Applied Mathematics
| Code | School | Level | Credits | Semesters |
| MATH1103 | Mathematical Sciences | 1 | 20 | Full Year UK |
- Code
- MATH1103
- School
- Mathematical Sciences
- Level
- 1
- Credits
- 20
- Semesters
- Full Year UK
Summary
This is a year-long module that introduces students to mathematical modelling and simulation using difference equations, random walks and ordinary differential equations. The module also introduces classical and quantum mechanics. In the first five weeks of the module, students will be introduced to Python, and learn how to write code to simulate a variety of simple mathematical models. Students who have studied this module will have the basis for further study of more advanced topics in applied mathematics, mathematical physics and scientific computing.
• Modelling and simulation: Introduction to Python; difference equations; random walks; ordinary differential equations.

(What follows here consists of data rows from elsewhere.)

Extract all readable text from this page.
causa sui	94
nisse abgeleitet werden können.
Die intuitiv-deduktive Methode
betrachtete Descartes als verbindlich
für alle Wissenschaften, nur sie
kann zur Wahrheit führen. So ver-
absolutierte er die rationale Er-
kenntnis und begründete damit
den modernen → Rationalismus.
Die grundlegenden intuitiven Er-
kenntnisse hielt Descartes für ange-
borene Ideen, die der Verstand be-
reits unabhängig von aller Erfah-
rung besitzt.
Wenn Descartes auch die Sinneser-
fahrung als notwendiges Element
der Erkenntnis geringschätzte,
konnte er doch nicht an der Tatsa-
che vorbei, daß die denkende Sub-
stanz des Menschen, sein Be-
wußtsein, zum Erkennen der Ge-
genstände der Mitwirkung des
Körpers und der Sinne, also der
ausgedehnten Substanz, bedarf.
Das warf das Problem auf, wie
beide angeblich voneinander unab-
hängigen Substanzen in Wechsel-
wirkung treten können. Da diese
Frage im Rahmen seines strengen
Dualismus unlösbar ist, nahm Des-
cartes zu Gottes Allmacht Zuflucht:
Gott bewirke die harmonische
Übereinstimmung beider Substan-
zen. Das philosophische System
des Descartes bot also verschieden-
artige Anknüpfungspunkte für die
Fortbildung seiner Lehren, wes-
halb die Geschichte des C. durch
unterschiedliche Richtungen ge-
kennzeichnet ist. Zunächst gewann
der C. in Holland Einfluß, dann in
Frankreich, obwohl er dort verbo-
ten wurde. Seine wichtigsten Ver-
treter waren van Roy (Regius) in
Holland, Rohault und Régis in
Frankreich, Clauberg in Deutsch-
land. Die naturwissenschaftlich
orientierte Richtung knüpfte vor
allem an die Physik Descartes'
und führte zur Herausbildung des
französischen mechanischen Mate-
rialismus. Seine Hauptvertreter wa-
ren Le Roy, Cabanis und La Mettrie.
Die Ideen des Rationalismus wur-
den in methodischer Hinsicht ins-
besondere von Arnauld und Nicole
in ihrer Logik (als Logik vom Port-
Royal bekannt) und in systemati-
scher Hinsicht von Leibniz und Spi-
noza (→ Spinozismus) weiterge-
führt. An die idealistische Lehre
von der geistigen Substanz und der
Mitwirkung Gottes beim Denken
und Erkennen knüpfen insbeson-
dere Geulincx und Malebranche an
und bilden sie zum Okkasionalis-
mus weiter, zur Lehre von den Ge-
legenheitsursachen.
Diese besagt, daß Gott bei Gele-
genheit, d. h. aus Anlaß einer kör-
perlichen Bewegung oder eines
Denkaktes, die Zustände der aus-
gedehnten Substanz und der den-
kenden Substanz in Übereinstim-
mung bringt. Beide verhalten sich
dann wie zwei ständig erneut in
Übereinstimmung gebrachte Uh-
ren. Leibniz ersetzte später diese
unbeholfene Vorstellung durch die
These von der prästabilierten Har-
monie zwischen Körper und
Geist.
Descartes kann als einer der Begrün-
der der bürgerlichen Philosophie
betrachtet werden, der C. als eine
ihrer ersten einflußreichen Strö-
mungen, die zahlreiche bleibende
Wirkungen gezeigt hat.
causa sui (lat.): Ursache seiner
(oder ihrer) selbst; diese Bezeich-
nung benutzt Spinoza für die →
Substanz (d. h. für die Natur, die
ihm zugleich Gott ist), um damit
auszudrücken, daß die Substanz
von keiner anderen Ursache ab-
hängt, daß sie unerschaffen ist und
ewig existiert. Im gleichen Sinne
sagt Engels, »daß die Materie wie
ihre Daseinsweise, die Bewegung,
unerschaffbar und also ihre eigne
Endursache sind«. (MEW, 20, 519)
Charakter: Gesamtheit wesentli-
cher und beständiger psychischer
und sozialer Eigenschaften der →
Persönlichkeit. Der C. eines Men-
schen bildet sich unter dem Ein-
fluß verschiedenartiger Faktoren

• Modelling with differential equations: second order nonlinear ordinary differential equations; the phase plane; equilibrium points; limit cycles and the Poincaré-Bendixson theorem; Lotka-Volterra equations.
• Mechanics: Newton’s Laws and point particles; systems of particles; oscillations; work and energy; planetary orbits; introduction to quantum mechanics.
Target Students
Single Honours and Joint Honours students from the School of Mathematical Sciences.
Co-requisites
Modules you must take in the same academic year, or have taken in a previous year, to enrol in this module:
Classes
- Six 1-hour workshops each week for 6 weeks
- Sixteen 1-hour workshops each week for 3 weeks
Assessment
- 40% Coursework 1: Summative assessment based on tasks distributed through the year.
- 40% Exam 1 (2-hour): Written examination. Assessed at the end of the Spring semester.
- 20% Exam 2 (1-hour): Class test
Assessed by end of spring semester
Educational Aims
The overall aims are to give students an introduction to mathematical modelling using a variety of techniques, including simulation in Python, with a focus on ordinary differential equations, and a particular emphasis on classical mechanics. This provides students with a good foundation for studying more advanced topics in applied mathematics, mathematical physics and scientific computing.Learning Outcomes
A student who completes this module successfully should be able to:
L1 - Define the essence of real-world problem and use the mathematical modelling cycle to create a plan to solve it;
L2 - Make effective use of Python to investigate mathematical models based on difference equations, random walks and ordinary differential equations;
L3 - Determine properties of solutions of second order, autonomous ordinary differential equations using phase plane techniques;
L4 - Apply Newtons Laws to simple mechanical systems;
L5 - Understand the basic formalism of quantum mechanics;
L6 - Collaborate effectively with peers in a group setting and present conclusions both verbally and in writing.